O. R : Et qu’en est-il de la répartition des sommes versées par les étudiants pour leur inscription à l’université. Les lycées veulent-ils toujours en toucher une partie?
M. B : Pour le moment, cette question n’entre pas dans la discussion portant sur les conventions de coopération, elle a été renvoyée à la décision de notre ministère. La position de l’APLCPGE est favorable à ce que nos élèves payent des droits d’inscription universitaires, comme le font ceux qui s’inscrivent à l’université, même s’ils ont des charges supplémentaires liées au passage des concours. Ces droits ont vocation à être servis à l’université mais, dans la mesure où nos élèves passent l’essentiel de leur temps dans les lycées et n’abusent ni des bibliothèques universitaires, ni de la médecine universitaire ni des installations sportives, il ne nous paraîtrait pas absurde qu’il y ait le reversement d’une partie de ces droits (25 à 30%) aux lycées. Cela nous permettrait de ne plus faire payer de frais de photocopies ou d’améliorer notre capacité à remplir notre mission d’orientation du lycée au postbac, le « -3 / + 3», en en couvrant les coûts afférents. À cet égard, chacun sait combien est crucial l’accompagnement de l’élève qui chemine de l’enseignement secondaire vers l’enseignement supérieur.
O. R : Mais que se passerait-il si un étudiant refuse de payer ces droits?
M. B : Les droits seront certainement payés directement à l’université et il n’y a pas sanctions prévues si un étudiant ne s’en acquitte pas. En ce cas, ils seront privés des bénéfices de la convention : accès aux bibliothèques, aux installations sportives, à la médecine universitaires….
O. R : L’exemple d’une bonne entente prépa/université c’est l’accord que Louis-Le-Grand vient de passer avec Paris 1.
M. B : A Louis-Le-Grand, nous avons de nombreux élèves qui s’intéressent au Droit dans toutes nos prépas, mais cela n’aurait évidemment aucun sens d’entrer directement en deuxième ou troisième année de licence de droit après une ou deux années de prépas.

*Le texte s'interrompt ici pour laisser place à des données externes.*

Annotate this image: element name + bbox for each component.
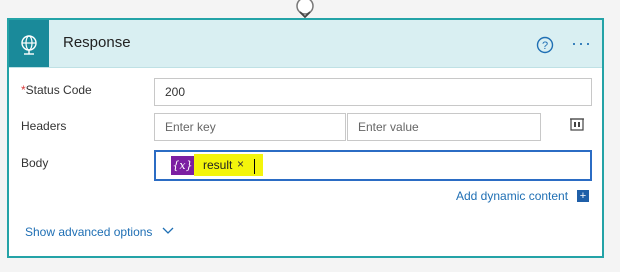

Nous avons donc décidé d’organiser des conférences avec nos collègues de l’UFR de Droit, elles sont réparties au long de l’année et se poursuivent par trois semaines de cours intensifs donnés pendant le mois de juillet. A la suite d’un examen organisé début septembre, nos élèves de première année peuvent ainsi obtenir le L1 de Droit. Ces derniers passent le L2 dans les mêmes conditions en seconde année.
L’an passé une bonne quarantaine de préparationnaires ont bénéficié de cette formation supplémentaire avec un taux de réussite relativement élevé : plus de 80%. Ces parcours complémentaires intéressent aussi bien des étudiant intégrant l’ENS, HEC ou Centrale ; ils poursuivront certainement leur cursus complémentaire au moins jusqu’à l’obtention de la Licence de Droit.
O. R : Un jour les prépas pourraient-elles intégrer les ComUE aux côtés des universités et des grandes écoles?
M. B : Les conditions ne sont pas toutes réunies aujourd’hui mais un jour, dans cinq ou dix ans, si leur spécificité est reconnue et leur budget sanctuarisé, pourquoi ne pas l’envisager?